C'est un gros coup dur pour l'Éducation nationale, qui confirme ce mardi soir avoir été victime d'une nouvelle cyberattaque, qui expose les données d'élèves liées à ÉduConnect.

Nouveau grave incident de cybersécurité pour le ministère de l'Éducation nationale. © Alexandre Boero / Clubic
Nouveau grave incident de cybersécurité pour le ministère de l'Éducation nationale. © Alexandre Boero / Clubic

Ce mardi 14 avril, le ministère de l'Éducation nationale a reconnu une nouvelle fuite de données, grave, avec les informations des élèves cette fois, dont le nombre exact reste à déterminer. Avec les prénoms, noms, identifiants ÉduConnect, voire des codes capables d'ouvrir un compte numérique à la place de son titulaire, le butin est sérieux. Et il est difficile de ne pas remarquer que c'est le deuxième incident de ce type signalé en moins d'un mois.

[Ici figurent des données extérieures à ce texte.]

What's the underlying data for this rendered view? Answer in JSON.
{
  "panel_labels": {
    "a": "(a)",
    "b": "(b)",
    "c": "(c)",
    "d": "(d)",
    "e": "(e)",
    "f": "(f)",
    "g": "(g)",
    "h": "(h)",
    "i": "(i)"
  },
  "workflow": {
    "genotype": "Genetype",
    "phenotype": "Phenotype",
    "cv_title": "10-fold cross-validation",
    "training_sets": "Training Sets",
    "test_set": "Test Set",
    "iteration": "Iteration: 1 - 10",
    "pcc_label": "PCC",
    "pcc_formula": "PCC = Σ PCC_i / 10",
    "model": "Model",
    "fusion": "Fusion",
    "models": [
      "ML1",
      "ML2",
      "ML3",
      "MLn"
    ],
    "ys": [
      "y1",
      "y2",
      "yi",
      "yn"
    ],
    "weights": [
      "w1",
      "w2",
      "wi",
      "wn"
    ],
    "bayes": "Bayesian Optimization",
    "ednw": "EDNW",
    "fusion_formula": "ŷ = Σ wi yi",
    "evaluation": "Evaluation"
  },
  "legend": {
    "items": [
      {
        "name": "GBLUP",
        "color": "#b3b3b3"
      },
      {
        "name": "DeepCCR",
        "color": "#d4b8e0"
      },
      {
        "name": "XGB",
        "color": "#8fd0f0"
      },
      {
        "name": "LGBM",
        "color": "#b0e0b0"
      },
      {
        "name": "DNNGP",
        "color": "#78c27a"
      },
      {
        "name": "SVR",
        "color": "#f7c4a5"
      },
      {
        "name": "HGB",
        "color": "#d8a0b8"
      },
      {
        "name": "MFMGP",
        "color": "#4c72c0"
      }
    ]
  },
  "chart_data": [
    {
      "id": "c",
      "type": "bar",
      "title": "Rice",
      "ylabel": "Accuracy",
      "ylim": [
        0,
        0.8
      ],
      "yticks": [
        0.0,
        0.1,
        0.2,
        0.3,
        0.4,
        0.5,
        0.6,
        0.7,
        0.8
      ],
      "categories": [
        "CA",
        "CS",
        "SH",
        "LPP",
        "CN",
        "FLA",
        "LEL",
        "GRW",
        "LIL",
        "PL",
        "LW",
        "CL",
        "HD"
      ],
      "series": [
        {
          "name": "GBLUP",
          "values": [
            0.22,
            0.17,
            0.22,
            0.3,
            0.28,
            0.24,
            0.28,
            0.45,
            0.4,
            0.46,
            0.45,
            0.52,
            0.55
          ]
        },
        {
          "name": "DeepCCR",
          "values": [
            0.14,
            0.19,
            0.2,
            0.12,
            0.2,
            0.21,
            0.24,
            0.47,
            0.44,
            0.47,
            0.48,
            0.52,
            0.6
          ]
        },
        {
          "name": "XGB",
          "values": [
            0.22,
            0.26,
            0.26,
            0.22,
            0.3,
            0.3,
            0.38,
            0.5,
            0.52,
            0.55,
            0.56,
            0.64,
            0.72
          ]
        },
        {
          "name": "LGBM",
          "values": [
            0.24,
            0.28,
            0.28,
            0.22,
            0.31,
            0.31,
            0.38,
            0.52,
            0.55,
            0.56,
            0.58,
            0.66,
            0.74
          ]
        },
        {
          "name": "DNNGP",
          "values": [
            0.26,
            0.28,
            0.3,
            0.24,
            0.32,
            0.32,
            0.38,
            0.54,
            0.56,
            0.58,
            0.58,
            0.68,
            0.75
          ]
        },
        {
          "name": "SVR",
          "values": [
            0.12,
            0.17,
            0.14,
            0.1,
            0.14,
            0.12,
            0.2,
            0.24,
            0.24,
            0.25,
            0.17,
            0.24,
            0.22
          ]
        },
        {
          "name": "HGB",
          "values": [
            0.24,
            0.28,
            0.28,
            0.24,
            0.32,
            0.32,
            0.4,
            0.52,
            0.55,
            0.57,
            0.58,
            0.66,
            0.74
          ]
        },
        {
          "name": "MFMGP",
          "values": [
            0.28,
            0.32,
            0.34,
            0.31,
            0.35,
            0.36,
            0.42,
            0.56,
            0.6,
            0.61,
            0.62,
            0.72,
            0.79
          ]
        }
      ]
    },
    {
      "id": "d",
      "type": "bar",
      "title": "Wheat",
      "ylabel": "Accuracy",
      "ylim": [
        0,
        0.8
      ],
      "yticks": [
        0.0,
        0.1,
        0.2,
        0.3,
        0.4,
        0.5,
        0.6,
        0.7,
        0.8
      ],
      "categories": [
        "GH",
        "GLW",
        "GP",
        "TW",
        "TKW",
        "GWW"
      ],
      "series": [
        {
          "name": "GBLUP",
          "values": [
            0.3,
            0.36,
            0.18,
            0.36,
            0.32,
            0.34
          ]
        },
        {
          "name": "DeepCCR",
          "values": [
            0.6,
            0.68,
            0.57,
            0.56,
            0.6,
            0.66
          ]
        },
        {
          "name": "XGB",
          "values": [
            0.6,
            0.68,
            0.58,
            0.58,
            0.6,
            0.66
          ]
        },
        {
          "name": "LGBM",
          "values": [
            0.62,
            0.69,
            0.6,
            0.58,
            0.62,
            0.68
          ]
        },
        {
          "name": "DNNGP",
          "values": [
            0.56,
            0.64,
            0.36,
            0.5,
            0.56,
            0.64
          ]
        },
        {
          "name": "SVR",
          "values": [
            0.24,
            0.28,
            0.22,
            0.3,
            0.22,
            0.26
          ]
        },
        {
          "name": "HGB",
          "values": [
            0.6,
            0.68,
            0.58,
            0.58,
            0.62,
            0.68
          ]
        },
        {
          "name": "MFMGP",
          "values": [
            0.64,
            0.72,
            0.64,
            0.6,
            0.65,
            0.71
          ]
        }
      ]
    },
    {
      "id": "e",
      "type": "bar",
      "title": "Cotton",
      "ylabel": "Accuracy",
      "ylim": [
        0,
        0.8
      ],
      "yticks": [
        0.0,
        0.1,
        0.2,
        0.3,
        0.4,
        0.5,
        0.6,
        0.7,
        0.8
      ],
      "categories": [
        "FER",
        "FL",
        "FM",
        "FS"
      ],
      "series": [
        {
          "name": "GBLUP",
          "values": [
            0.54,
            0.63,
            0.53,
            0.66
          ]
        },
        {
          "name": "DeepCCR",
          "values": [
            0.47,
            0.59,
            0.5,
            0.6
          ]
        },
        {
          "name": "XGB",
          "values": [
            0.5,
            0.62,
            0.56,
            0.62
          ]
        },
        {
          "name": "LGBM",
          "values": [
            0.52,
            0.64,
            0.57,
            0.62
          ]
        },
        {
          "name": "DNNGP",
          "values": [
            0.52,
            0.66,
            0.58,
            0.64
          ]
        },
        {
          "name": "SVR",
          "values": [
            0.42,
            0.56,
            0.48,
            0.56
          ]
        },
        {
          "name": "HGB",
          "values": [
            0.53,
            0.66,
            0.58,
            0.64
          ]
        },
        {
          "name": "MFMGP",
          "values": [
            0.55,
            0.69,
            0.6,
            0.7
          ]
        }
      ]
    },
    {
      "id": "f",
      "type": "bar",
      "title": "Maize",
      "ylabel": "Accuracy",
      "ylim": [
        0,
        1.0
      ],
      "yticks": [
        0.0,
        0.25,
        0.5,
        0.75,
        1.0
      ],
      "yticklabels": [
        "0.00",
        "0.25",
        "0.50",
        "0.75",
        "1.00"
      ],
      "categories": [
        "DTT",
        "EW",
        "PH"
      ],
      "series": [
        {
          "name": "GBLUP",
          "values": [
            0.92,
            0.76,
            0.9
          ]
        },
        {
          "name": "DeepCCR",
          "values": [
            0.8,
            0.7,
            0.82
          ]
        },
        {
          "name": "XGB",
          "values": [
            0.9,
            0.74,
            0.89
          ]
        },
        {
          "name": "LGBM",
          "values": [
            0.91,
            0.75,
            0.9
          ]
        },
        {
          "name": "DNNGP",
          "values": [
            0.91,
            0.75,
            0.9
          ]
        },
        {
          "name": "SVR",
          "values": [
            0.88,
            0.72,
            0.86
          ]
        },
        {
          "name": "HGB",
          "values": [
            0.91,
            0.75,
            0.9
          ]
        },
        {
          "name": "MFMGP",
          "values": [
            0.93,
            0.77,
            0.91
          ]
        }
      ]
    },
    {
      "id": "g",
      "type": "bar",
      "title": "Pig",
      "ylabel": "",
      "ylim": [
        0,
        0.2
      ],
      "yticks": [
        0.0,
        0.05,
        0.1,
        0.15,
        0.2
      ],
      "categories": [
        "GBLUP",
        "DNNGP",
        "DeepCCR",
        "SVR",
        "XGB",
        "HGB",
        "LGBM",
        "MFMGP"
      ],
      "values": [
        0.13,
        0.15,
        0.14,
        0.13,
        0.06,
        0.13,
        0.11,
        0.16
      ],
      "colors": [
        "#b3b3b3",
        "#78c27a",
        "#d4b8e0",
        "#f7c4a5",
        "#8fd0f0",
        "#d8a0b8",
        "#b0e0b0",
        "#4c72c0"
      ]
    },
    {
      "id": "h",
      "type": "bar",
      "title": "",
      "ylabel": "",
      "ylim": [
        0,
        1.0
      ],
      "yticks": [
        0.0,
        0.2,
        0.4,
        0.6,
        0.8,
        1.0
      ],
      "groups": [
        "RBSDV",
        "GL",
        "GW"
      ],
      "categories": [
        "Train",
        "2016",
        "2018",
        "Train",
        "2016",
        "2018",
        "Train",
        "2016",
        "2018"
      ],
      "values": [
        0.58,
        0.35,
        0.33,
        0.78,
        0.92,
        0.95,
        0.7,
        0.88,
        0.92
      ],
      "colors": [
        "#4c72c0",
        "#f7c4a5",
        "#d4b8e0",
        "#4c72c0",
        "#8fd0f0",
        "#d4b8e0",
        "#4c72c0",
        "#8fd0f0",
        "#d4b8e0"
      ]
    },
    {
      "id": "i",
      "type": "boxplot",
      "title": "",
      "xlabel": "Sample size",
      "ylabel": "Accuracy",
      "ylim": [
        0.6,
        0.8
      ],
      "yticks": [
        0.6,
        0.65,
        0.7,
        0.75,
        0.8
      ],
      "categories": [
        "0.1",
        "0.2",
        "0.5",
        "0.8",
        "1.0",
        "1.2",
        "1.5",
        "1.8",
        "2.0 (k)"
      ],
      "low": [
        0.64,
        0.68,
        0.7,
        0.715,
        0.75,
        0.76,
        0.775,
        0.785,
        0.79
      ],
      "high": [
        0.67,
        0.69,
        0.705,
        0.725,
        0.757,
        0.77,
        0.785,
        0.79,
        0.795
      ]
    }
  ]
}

Les hackers ont récupéré les données liées à ÉduConnect, du ministère de l'Éducation nationale

Le ministère de l'Éducation nationale explique qu'à la fin de l'année 2025, un individu est parvenu à prendre l'identité d'un agent habilité du ministère pour s'introduire dans le service de gestion des comptes élèves, rattaché à ÉduConnect. Une faille existait dans ce service, elle avait même été repérée en décembre 2025, et des correctifs avaient été déployés. Sauf que l'attaquant avait une longueur d'avance.

C'est dans cette fenêtre de vulnérabilité, juste avant que le correctif ne ferme la porte, que les données ont été aspirées. Et pas seulement celles d'un établissement. Les investigations ont établi que l'attaquant est allé bien au-delà de sa cible initiale. Nom, prénom, identifiant ÉduConnect, établissement, classe et adresse email des élèves l'ayant renseignée… tout y est passé.

Le détail qui fait le plus tiquer concerne les codes d'activation. Pour les élèves dont le compte ÉduConnect n'était pas encore actif, ces codes ont pu être récupérés, ce qui signifie qu'un tiers aurait théoriquement pu activer leur compte à leur place. Le ministère a depuis réinitialisé l'ensemble des codes concernés et bloqué les comptes non distribués.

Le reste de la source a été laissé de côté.